LLM trading agents show embedding drift before portfolio collapse
Researchers mapped embedding trajectories in LLM trading agents and found measurable pre-failure signatures—planning embeddings drift, effective rank contracts—across 80 rolling failure anchors and eight model runs.
A new preprint reveals that large language model trading agents exhibit measurable embedding drift before portfolio drawdowns occur. Researchers used TradeArena, an auditable trading testbed with risk reports and execution simulation, to analyze 80 rolling failure anchors across eight LLM trajectories. They found that planning embeddings drift from normal-state centroids and effective rank contracts before failures—a pattern that persists across hash, LSA, Transformer, and white-box hidden-state probes.

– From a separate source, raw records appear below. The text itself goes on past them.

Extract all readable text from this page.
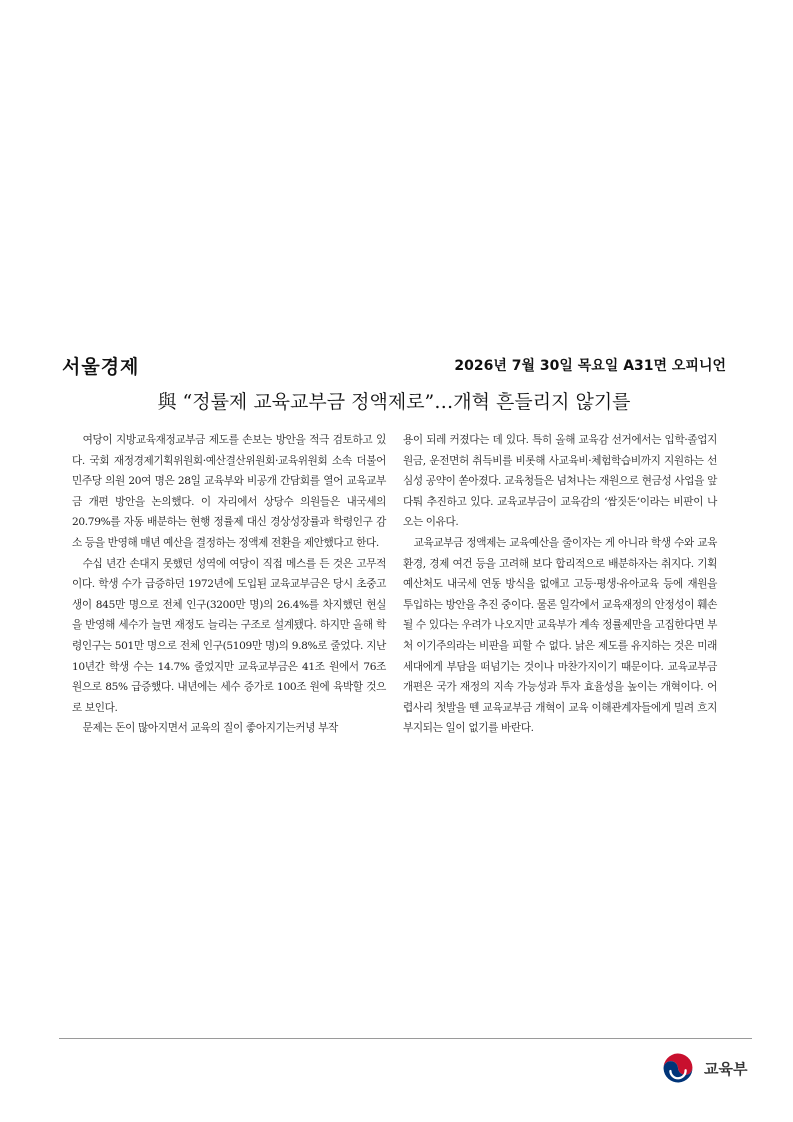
서울경제	2026년 7월 30일 목요일 A31면 오피니언
與 “정률제 교육교부금 정액제로”…개혁 흔들리지 않기를

여당이 지방교육재정교부금 제도를 손보는 방안을 적극 검토하고 있다. 국회 재정경제기획위원회·예산결산위원회·교육위원회 소속 더불어민주당 의원 20여 명은 28일 교육부와 비공개 간담회를 열어 교육교부금 개편 방안을 논의했다. 이 자리에서 상당수 의원들은 내국세의 20.79%를 자동 배분하는 현행 정률제 대신 경상성장률과 학령인구 감소 등을 반영해 매년 예산을 결정하는 정액제 전환을 제안했다고 한다.

수십 년간 손대지 못했던 성역에 여당이 직접 메스를 든 것은 고무적이다. 학생 수가 급증하던 1972년에 도입된 교육교부금은 당시 초중고생이 845만 명으로 전체 인구(3200만 명)의 26.4%를 차지했던 현실을 반영해 세수가 늘면 재정도 늘리는 구조로 설계됐다. 하지만 올해 학령인구는 501만 명으로 전체 인구(5109만 명)의 9.8%로 줄었다. 지난 10년간 학생 수는 14.7% 줄었지만 교육교부금은 41조 원에서 76조 원으로 85% 급증했다. 내년에는 세수 증가로 100조 원에 육박할 것으로 보인다.

문제는 돈이 많아지면서 교육의 질이 좋아지기는커녕 부작

용이 되레 커졌다는 데 있다. 특히 올해 교육감 선거에서는 입학·졸업지원금, 운전면허 취득비를 비롯해 사교육비·체험학습비까지 지원하는 선심성 공약이 쏟아졌다. 교육청들은 넘쳐나는 재원으로 현금성 사업을 앞다퉈 추진하고 있다. 교육교부금이 교육감의 ‘쌈짓돈’이라는 비판이 나오는 이유다.

교육교부금 정액제는 교육예산을 줄이자는 게 아니라 학생 수와 교육 환경, 경제 여건 등을 고려해 보다 합리적으로 배분하자는 취지다. 기획예산처도 내국세 연동 방식을 없애고 고등·평생·유아교육 등에 재원을 투입하는 방안을 추진 중이다. 물론 일각에서 교육재정의 안정성이 훼손될 수 있다는 우려가 나오지만 교육부가 계속 정률제만을 고집한다면 부처 이기주의라는 비판을 피할 수 없다. 낡은 제도를 유지하는 것은 미래 세대에게 부담을 떠넘기는 것이나 마찬가지이기 때문이다. 교육교부금 개편은 국가 재정의 지속 가능성과 투자 효율성을 높이는 개혁이다. 어렵사리 첫발을 뗀 교육교부금 개혁이 교육 이해관계자들에게 밀려 흐지부지되는 일이 없기를 바란다.

교육부
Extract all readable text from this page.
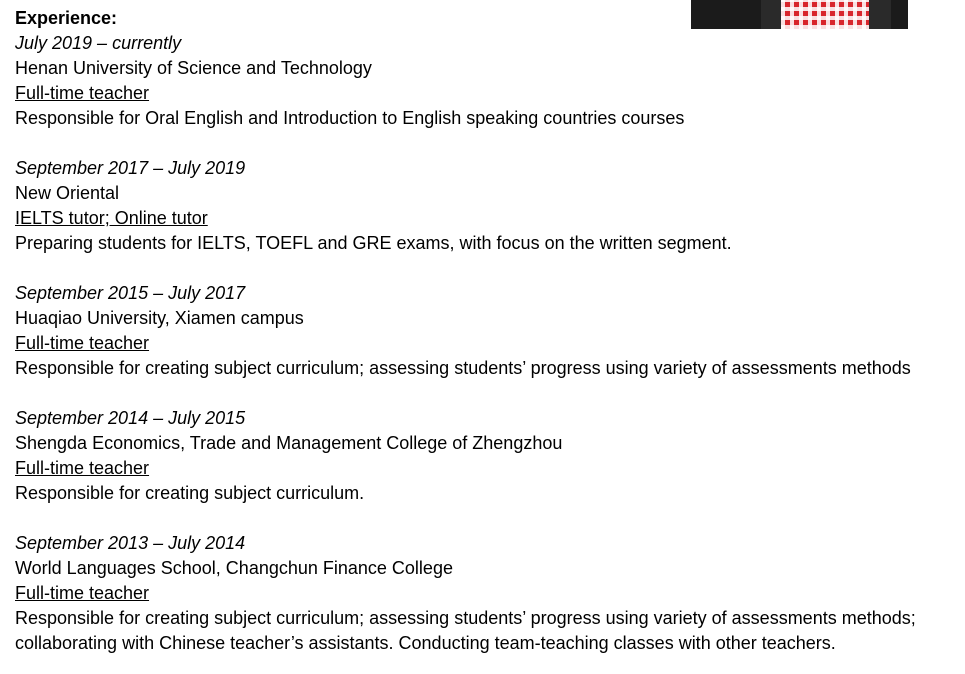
Experience:
July 2019 – currently
Henan University of Science and Technology
Full-time teacher
Responsible for Oral English and Introduction to English speaking countries courses
September 2017 – July 2019
New Oriental
IELTS tutor; Online tutor
Preparing students for IELTS, TOEFL and GRE exams, with focus on the written segment.
September 2015 – July 2017
Huaqiao University, Xiamen campus
Full-time teacher
Responsible for creating subject curriculum; assessing students’ progress using variety of assessments methods
September 2014 – July 2015
Shengda Economics, Trade and Management College of Zhengzhou
Full-time teacher
Responsible for creating subject curriculum.
September 2013 – July 2014
World Languages School, Changchun Finance College
Full-time teacher
Responsible for creating subject curriculum; assessing students’ progress using variety of assessments methods; collaborating with Chinese teacher’s assistants. Conducting team-teaching classes with other teachers.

Stress tests with chain-of-thought-free weights, lexical controls, OHLCV noise, and false audit reports revealed that rationale-level contraction can vanish without explicit reasoning, while intent-space contraction may remain. Structured risk feedback acted as an external alignment signal without fine-tuning, but proved inconsistent: true audit feedback improved calibration for some models and return-drawdown metrics for others, while hidden or placebo feedback sometimes produced higher short-horizon returns with weaker alignment diagnostics. A 51-stock intraday experiment exposed a blind spot: LLM rationales often justify concentrated exposure to coupled assets that the risk layer repeatedly clips, with a rolling Markowitz baseline as a covariance reference.
The authors frame their work as a research claim rather than a profitability claim, arguing that auditable risk feedback and representation trajectories reveal when LLM financial reasoning is aligning, drifting, or failing.